President Obama needs to do the same. If the Senate won't do the right thing, then the White House must.

Frankly, any soldier so bothered by the prospect of a homosexual soldier that their performance would be affected has no business defending this nation anyway. As Lady GaGa said on Monday, maybe the prejudiced soldier should be sent home instead of the gay soldier. Do we really want to be defended by a bunch of bigots?

No one in this country can claim that we are a nation of equality -- at least, not with a straight face -- when we have such policies as DADT and DOMA on the books. The opposition will always frame this as an issue of morality and religious superiority, when in fact this is a matter of equality and rights for all -- constitutional protections that are the birthright of everyone in this country and are not up for debate or a vote.

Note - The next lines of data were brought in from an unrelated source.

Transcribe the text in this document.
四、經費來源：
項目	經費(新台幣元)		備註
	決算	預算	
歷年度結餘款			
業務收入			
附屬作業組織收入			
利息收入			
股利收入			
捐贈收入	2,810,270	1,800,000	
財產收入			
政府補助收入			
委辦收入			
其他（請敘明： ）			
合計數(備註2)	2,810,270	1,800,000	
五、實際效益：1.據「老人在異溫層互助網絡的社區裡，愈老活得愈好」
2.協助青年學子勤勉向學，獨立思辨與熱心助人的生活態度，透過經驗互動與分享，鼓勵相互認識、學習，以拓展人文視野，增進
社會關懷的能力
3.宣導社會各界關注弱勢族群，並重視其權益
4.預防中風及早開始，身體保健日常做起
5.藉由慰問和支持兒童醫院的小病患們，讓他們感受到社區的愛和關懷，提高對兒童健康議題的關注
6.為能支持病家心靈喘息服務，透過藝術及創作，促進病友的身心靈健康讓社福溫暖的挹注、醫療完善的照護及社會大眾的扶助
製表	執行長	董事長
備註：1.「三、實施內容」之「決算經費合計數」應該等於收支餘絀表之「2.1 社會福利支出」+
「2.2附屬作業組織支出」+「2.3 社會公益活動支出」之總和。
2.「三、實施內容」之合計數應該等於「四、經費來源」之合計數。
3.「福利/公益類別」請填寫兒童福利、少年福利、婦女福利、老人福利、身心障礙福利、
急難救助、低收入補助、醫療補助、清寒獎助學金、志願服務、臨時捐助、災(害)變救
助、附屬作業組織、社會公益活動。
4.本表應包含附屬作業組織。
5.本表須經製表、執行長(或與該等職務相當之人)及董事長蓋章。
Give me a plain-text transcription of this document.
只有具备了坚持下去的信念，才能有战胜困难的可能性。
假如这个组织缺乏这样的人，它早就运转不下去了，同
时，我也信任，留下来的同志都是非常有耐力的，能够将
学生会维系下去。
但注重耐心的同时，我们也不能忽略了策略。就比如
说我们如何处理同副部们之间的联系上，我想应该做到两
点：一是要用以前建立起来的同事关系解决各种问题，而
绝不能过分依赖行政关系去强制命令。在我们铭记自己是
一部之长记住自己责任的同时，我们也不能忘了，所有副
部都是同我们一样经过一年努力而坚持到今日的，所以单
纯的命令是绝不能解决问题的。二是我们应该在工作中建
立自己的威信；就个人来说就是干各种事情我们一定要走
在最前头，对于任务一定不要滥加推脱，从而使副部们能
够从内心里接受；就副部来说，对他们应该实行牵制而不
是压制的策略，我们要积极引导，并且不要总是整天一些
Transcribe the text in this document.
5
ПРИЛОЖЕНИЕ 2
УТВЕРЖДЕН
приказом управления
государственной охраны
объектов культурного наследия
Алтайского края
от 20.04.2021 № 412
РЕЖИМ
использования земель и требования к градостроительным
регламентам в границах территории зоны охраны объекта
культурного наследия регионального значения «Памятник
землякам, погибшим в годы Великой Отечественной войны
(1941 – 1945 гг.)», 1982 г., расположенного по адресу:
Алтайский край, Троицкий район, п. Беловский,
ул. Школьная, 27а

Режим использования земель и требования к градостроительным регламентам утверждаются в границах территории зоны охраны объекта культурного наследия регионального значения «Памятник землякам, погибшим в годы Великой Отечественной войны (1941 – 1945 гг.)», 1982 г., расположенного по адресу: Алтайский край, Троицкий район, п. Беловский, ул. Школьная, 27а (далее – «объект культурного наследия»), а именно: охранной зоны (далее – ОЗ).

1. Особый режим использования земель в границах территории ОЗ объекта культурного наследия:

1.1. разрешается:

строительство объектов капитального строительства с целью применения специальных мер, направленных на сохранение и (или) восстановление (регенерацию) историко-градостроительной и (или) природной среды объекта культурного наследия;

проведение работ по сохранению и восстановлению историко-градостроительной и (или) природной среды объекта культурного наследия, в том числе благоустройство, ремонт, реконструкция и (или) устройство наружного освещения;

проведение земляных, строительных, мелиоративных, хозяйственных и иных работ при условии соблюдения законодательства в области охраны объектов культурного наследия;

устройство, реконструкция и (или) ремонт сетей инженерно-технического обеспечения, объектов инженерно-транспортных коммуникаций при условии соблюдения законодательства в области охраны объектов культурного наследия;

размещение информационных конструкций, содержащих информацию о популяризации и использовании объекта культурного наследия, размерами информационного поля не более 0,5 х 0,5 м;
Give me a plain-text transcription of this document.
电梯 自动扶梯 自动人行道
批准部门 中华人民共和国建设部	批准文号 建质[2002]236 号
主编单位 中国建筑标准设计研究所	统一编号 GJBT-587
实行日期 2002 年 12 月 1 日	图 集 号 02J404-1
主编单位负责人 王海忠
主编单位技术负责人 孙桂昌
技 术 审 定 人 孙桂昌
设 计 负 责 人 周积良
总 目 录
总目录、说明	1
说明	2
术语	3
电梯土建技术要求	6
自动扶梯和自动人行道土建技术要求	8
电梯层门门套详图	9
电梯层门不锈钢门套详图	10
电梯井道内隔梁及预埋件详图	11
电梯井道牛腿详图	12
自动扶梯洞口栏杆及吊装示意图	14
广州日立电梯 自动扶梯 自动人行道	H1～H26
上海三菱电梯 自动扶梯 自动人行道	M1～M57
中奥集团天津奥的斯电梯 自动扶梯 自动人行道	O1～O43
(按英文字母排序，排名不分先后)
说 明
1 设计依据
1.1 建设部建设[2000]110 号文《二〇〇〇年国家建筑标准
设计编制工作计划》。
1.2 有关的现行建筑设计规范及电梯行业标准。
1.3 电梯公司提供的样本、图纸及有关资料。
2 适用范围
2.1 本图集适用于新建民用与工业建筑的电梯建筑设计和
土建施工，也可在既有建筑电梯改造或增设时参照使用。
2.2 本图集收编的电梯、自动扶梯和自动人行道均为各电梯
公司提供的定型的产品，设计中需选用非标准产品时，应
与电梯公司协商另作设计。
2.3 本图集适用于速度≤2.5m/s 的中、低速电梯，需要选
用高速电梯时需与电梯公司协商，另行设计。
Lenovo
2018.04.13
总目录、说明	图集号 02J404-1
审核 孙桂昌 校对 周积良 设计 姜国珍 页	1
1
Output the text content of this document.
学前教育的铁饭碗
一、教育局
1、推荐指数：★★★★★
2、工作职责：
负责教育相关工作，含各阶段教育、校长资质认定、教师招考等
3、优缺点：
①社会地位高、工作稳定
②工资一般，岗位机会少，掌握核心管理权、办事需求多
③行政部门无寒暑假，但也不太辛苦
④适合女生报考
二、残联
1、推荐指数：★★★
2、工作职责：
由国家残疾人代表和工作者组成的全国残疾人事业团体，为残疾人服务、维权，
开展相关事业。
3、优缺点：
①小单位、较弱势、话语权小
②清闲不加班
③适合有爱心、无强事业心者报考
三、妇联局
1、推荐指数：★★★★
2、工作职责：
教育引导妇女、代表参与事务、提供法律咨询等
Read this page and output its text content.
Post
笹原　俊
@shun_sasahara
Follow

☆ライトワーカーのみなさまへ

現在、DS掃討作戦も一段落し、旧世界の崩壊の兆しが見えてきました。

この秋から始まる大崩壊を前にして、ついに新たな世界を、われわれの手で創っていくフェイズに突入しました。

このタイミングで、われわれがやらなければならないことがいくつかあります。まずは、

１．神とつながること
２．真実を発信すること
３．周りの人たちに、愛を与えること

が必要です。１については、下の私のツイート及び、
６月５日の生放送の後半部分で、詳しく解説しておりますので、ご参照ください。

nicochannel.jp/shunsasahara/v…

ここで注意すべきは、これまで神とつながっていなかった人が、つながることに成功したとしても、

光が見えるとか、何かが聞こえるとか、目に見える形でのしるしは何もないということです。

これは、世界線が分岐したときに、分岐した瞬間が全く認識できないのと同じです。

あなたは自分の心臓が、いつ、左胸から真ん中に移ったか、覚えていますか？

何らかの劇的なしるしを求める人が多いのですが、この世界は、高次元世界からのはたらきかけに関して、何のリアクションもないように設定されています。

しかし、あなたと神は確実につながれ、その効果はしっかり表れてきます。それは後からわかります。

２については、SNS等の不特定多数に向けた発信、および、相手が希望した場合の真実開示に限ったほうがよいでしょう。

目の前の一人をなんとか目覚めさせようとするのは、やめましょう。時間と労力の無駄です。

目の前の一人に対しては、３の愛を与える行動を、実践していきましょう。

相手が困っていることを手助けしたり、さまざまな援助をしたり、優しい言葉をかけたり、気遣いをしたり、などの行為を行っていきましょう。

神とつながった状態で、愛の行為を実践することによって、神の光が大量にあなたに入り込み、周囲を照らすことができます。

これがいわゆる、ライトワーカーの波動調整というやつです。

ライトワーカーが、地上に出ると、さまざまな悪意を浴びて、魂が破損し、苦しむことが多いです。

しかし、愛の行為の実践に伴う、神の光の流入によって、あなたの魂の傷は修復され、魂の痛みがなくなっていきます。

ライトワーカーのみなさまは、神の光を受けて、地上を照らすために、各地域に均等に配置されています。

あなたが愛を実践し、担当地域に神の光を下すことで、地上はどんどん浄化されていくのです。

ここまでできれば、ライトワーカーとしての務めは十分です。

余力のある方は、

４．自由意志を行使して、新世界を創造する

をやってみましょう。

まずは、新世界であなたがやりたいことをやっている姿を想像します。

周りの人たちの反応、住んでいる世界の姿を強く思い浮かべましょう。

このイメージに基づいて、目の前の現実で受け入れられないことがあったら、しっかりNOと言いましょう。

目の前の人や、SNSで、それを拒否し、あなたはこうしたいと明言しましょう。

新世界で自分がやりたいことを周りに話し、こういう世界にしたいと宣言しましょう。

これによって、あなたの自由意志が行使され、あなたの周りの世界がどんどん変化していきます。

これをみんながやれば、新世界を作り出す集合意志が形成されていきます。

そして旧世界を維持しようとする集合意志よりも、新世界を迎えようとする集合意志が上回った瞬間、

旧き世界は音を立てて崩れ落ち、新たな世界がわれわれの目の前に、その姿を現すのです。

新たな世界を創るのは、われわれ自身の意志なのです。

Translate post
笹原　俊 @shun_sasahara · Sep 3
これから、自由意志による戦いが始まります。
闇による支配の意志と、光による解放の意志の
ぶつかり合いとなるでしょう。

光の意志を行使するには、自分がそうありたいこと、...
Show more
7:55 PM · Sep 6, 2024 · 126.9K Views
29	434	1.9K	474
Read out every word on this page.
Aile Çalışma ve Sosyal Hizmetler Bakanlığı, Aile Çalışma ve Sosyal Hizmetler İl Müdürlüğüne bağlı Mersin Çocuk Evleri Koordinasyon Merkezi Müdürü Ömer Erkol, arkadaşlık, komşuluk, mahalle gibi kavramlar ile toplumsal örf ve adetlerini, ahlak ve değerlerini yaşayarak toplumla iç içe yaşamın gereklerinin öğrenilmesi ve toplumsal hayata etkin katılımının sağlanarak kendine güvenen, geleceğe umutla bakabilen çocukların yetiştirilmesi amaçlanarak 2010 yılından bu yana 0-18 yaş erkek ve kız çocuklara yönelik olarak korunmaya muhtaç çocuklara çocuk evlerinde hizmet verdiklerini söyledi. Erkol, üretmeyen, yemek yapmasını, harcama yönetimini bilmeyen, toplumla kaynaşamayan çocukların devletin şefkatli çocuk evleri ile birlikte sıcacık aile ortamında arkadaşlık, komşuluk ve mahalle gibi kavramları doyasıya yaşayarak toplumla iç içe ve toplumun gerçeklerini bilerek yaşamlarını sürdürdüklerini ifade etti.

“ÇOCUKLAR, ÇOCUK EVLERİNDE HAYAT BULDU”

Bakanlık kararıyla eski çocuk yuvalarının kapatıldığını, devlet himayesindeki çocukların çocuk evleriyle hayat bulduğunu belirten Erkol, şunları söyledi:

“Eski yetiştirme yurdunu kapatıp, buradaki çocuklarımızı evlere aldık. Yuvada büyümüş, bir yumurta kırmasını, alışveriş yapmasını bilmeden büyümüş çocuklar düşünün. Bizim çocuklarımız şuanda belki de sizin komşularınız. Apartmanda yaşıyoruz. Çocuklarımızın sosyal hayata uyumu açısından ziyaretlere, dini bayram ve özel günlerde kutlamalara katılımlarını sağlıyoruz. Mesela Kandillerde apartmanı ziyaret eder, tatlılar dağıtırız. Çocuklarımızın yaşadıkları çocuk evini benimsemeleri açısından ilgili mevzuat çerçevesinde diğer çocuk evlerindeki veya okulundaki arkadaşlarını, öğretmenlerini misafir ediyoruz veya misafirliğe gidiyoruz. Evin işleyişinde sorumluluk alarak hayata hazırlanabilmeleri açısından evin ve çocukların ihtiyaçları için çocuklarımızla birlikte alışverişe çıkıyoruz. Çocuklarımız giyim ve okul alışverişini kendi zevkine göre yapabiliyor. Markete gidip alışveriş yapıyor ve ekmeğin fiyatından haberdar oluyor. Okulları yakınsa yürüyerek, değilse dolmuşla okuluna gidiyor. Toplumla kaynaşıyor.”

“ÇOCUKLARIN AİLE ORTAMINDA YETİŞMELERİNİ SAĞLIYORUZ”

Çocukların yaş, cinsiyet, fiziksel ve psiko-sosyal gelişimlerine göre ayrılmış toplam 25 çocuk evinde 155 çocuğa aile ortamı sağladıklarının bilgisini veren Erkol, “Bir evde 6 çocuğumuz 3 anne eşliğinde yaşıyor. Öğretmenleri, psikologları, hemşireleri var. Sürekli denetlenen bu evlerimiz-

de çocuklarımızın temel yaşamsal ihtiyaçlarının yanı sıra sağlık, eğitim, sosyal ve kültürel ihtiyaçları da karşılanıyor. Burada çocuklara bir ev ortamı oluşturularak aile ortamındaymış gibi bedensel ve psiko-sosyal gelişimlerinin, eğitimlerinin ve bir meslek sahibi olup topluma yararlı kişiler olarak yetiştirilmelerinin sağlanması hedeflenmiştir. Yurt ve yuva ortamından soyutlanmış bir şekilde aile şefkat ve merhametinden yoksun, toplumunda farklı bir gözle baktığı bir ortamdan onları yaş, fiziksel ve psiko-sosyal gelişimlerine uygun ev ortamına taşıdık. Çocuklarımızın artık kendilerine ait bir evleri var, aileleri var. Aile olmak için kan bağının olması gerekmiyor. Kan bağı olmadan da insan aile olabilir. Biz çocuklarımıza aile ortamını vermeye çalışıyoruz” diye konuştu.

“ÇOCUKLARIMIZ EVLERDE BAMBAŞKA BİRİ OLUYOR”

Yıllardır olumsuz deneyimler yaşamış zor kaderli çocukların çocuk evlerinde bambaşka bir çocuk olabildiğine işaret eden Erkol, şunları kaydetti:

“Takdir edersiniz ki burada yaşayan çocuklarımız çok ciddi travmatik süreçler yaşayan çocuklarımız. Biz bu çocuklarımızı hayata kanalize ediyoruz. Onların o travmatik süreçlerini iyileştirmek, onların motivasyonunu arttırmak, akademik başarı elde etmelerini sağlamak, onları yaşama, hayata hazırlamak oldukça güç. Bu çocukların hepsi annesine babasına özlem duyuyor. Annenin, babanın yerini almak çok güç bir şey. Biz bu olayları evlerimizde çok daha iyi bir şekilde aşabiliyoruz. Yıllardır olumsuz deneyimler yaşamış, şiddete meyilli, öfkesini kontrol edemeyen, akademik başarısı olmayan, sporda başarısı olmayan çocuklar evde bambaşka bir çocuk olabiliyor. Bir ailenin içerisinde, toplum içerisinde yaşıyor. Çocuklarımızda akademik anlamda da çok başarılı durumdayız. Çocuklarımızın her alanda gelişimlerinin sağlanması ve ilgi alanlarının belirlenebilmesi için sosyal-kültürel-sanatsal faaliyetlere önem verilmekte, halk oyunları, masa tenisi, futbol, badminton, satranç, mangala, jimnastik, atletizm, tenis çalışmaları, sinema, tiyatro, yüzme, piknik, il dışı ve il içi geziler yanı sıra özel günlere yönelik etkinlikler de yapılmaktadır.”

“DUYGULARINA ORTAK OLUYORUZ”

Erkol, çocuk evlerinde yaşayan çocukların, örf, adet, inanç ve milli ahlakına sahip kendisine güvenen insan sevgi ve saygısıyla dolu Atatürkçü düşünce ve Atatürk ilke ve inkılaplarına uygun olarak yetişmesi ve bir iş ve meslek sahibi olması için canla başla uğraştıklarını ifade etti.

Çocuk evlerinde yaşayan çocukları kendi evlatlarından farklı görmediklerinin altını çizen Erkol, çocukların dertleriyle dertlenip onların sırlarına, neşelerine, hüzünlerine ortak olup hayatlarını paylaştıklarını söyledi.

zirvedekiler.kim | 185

Everyone in this country -- gay or straight, Christian or atheist, Democrat or Republican -- has the same rights and privileges, and laws such as DADT fly in the face of the very core of our country. How can we trumpet our land as one of equality when we have such blatantly discriminatory laws on the books? How can we preach equality when we kick out honorable men and women from the military when we find out they're gay? How are we equal when one couple can marry but another cannot?

DOMA and DADT are unconstitutional; plain and simple. The GOP loves to scream about "Big Government," when in reality, these discriminatory policies they champion are the very definition of the "Big Government" they claim to despise.

Lady GaGa and most of the American people get that. Why is it the people who can actually vote this archaic law out of existence don't?


  1. Fortunately the courts have given Obama a way around congress in this issue. Since a federal judge has already ruled the law unconstitutional all the administration has to do is not appeal (note: it is traditional for the justice department to appeal in defense of passed law but not required). If they choose not to then the law is overturned and the cowards in the senate can't stand in its way.